3 2009 Mercedes-Benz E-Class: $11,300
The terrific Mercedes-Benz E-Class saw plenty of success with the third-generation, which ran from 2003 to 2009. Dubbed the W211 by enthusiasts, the E-Class had a sublimely luxurious interior and very handsome elegant exterior styling to boot. For this generation, the E-Class may not be the true alternative to the 5-Series.
Where the 5-Series E-Class thrived was the powertrain and handling, the E-Class stood tall with poise and panache. Fuel economy was a cut above the segment with 24 mpg on the highway, thanks to the quiet and efficient V6 engine on the E350 trim. There were other powertrains to consider also, with the V8-powered E550 and an AMG-tuned E63.
2 2011 Volkswagen Phaeton: $16,500
Volkswagen’s Phaeton was produced from 2003 to 2016 but received mixed reviews. Only about 84,000 of VW’s premium-class vehicles were ever produced, making this a significantly rare breed of car for its class, which includes the Mercedes-Benz S-Class and BMW 7-Series.
The 2011 model carries the final face-lift that was made in 2010, and included LED daytime running lights, bi-Xenon headlights, and LED fog lights on the rear.
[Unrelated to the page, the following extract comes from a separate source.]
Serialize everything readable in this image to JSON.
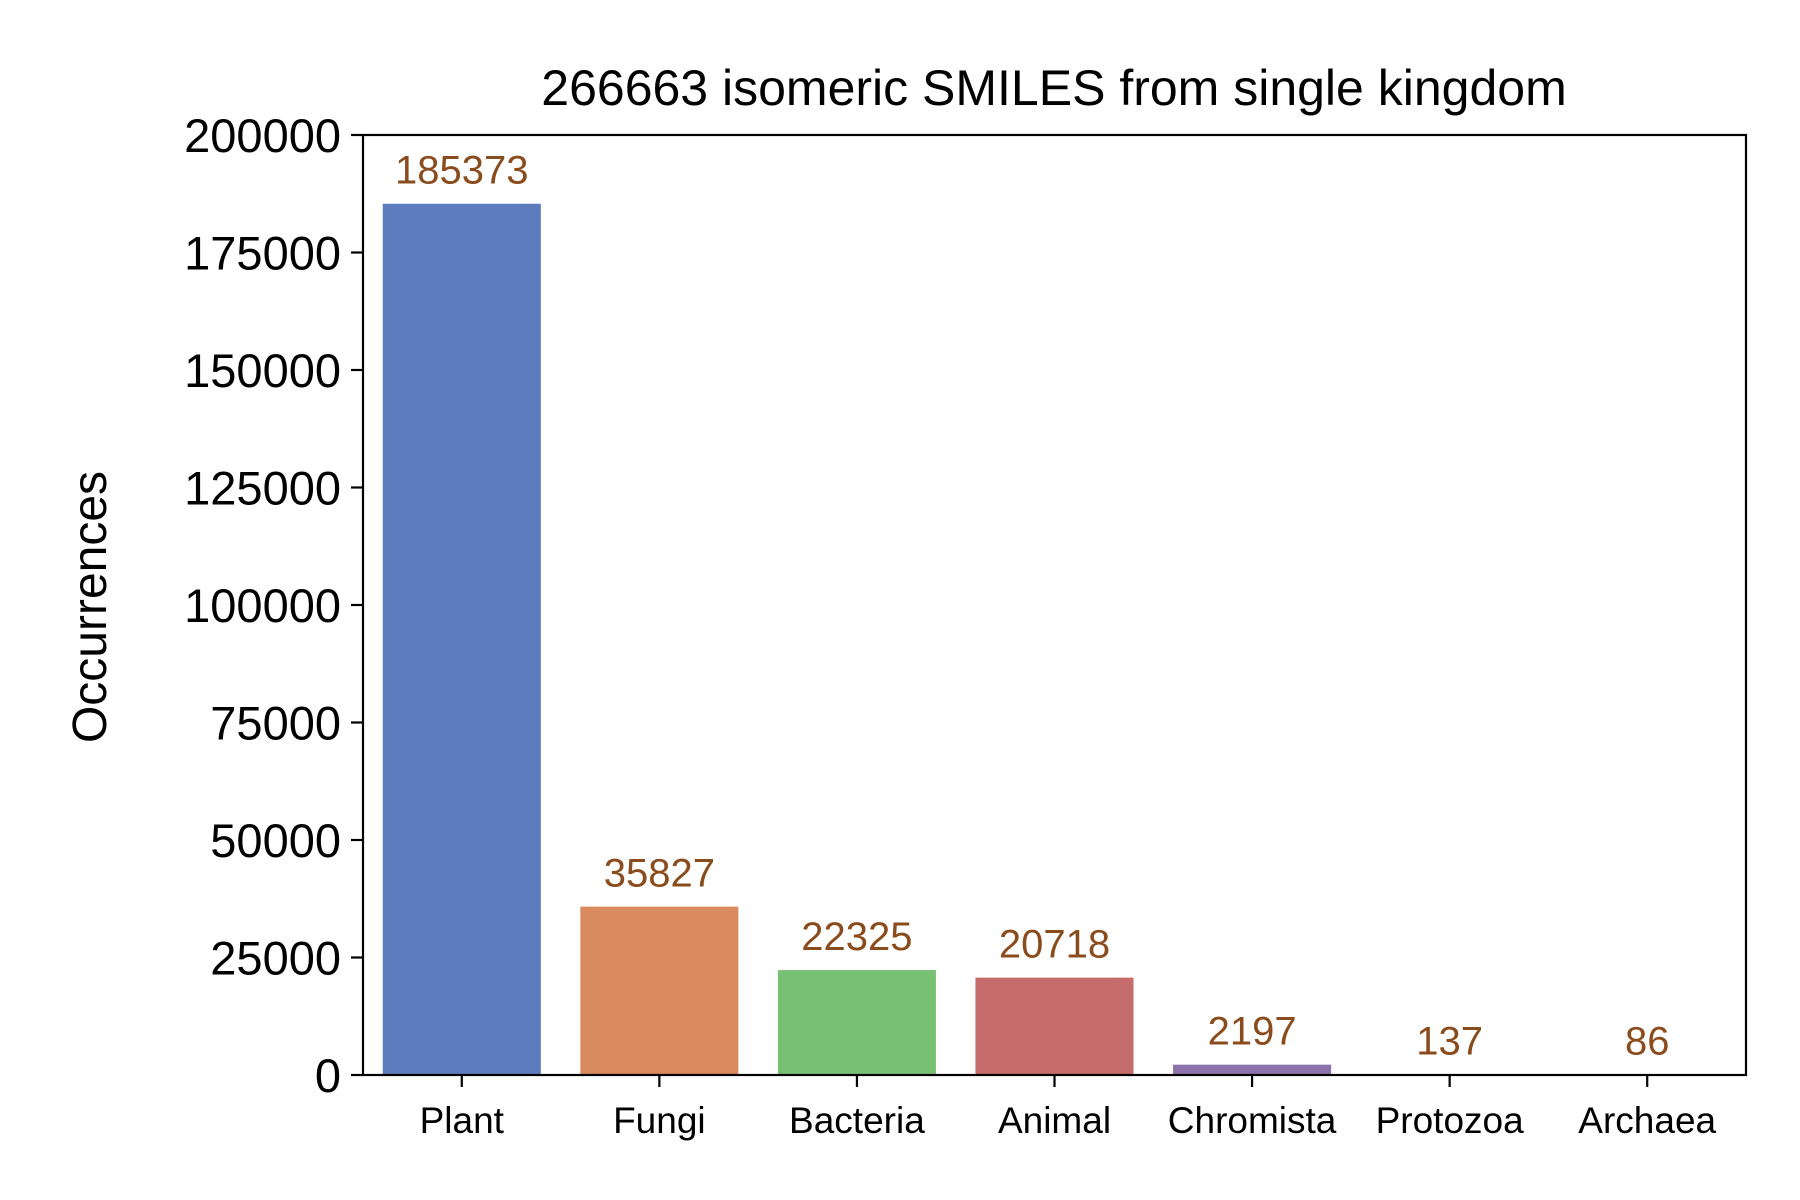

The interior also saw a significant technology upgrade with four-zone climate control, adaptive cruise, forward collision avoidance, traffic sign recognition, and a Google Earth-fitted navigation. A fresh six-speed transmission was also paired to base 3.6L V6 and 4.2L V8 engines. The 6.0L W12 retained the five-speed.
1 2010 Volvo S80: $13,100
Volvo’s have always been known for holding excellent safety scores and general practicality. While newer cars have started to show design language that challenges virtually every other car maker, the 2010 model Volvo S80 offered a subdued exterior yet still let others know you wanted to stand out from the crowd.
Front seats in the S80 were comfortable, just as plush as the Acura RL or Lexus GS. The interior is well-appointed and while it lacks the bells and whistles, many have praised its overall simplicity. The 3.2L I6 base drivetrain may be underpowered so if you can get your hands on the 3.0L turbocharged variant that’s the one you will want, with a respectable 281 hp.